Light/Dark Rhythm of the Pineal Immunomodulating Hormone Melatonin in Autoimmune Diseases and its Relation to Lymphocyte-to-Monocyte Ratio

Paolo Lissoni, Giorgio Porro, Franco Rovelli, Giusy Messina, Vezika Cenaj and Giuseppe Di Fede

It is known that the immune responses are substantially the end-result of interactions between monocytemacrophage and lymphocyte systems, which may be synthetized by the values of lymphocyte-to-monocyte ratio (LMR).

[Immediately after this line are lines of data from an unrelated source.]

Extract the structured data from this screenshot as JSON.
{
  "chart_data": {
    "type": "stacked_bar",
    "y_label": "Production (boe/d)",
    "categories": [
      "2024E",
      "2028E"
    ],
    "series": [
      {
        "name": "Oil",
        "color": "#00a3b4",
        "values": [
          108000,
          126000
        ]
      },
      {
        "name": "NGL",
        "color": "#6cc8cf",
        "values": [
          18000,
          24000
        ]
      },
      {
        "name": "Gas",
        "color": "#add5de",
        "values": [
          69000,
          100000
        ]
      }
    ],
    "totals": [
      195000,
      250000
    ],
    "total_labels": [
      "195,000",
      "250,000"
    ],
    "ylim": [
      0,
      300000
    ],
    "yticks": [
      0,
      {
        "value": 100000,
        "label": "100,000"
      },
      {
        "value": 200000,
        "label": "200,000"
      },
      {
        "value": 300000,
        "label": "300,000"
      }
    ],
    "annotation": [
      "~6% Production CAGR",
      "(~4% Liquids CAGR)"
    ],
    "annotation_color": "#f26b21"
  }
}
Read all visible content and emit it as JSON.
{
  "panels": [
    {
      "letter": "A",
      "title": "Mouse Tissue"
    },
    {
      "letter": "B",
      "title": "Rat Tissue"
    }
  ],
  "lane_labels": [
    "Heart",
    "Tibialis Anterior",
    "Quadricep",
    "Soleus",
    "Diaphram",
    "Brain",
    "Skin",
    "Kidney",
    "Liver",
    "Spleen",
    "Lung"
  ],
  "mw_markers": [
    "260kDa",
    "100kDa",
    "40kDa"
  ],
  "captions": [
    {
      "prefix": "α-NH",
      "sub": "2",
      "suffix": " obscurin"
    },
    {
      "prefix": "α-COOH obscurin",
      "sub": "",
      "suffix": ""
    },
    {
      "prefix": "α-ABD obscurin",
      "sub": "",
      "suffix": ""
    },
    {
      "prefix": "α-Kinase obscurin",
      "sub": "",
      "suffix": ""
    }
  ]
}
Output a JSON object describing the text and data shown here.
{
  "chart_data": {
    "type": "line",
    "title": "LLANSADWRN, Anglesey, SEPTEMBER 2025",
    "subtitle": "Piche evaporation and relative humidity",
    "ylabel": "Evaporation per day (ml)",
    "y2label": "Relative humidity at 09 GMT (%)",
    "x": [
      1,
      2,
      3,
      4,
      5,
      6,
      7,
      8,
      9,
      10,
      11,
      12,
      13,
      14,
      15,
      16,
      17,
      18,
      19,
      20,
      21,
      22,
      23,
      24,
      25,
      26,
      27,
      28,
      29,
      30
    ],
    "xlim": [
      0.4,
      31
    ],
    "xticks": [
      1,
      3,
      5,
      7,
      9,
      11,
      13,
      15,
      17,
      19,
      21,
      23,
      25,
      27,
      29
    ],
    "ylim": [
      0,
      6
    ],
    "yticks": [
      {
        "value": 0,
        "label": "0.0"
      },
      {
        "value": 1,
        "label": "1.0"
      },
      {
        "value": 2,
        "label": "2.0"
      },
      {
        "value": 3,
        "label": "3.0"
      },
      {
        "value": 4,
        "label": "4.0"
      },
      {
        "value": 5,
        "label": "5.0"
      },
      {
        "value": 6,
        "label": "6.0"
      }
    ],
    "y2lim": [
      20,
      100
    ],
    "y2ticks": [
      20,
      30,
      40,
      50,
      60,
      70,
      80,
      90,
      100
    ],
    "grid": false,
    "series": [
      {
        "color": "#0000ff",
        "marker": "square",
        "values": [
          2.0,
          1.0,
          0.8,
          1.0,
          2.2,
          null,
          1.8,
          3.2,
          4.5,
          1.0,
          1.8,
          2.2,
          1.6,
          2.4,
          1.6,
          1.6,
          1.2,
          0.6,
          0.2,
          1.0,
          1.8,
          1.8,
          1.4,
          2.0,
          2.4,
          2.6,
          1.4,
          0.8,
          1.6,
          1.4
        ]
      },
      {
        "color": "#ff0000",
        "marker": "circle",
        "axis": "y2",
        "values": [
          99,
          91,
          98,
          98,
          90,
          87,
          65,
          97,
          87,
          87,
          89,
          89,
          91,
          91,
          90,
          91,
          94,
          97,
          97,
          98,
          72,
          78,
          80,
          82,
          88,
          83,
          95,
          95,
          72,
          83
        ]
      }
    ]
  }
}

The evidence of abnormally low values of LMR values appeared to be the expression of an immunosuppressive status in cancer patients, whereas its significance occurring in the autoimmune diseases is still controversial. Moreover, both lymphocytes and monocytes have appeared to be under a neuroendocrine control. In more detail, lymphocytes are namely stimulated by the pineal hormone melatonin (MLT), and inhibited by cortisol and mu-opioid agonists. On the other hand, the neuroendocrine regulation of macrophage system is more complex, by depending on the subtype of cells macrophage. Cortisol may inhibit M1 and stimulate M2 macrophages, while MLT would inhibit both inflammatory and immunosuppressive actions of macrophages. Moreover, the progressive decline in the pineal function with loss of the physiological light/dark circadian rhythm of MLT represents the main cancer-related endocrine deficiency, while MLT rhythm in autoimmunity has still to be better investigated. This preliminary study was performed to investigate MLT rhythm in autoimmunity. The study included 25 patients with different types of autoimmune pathology, who were investigated during remission phase of their disease. MLT secretion was evaluated by measuring day and night urinary excretion of its main metabolite, the 6-MTS. No patients showed low LMR values. An altered pineal rhythm occurred in 7/25 (28%) patients. LMR mean values were higher in patients with normal MLT rhythm than in those, who showed no MLT rhythm, even though the difference was not statistically significant. These preliminary results study shows the possible occurrence of pineal alterations in autoimmunity, as well as in cancer, whose clinical significance, however, needs to be clarified by monitoring MLT rhythm during the clinical course of the disease. Moreover, this study would seem to exclude the occurrence of low LMR values also in autoimmunity, at least during the remission phase of disease. Therefore, further longitudinal studies, by monitoring patients with autoimmune diseases during both acute and remission phases of their pathology, will be required to establish the clinical and prognostic significance of the alterations of MLT rhythm in relation to the immune status of patients.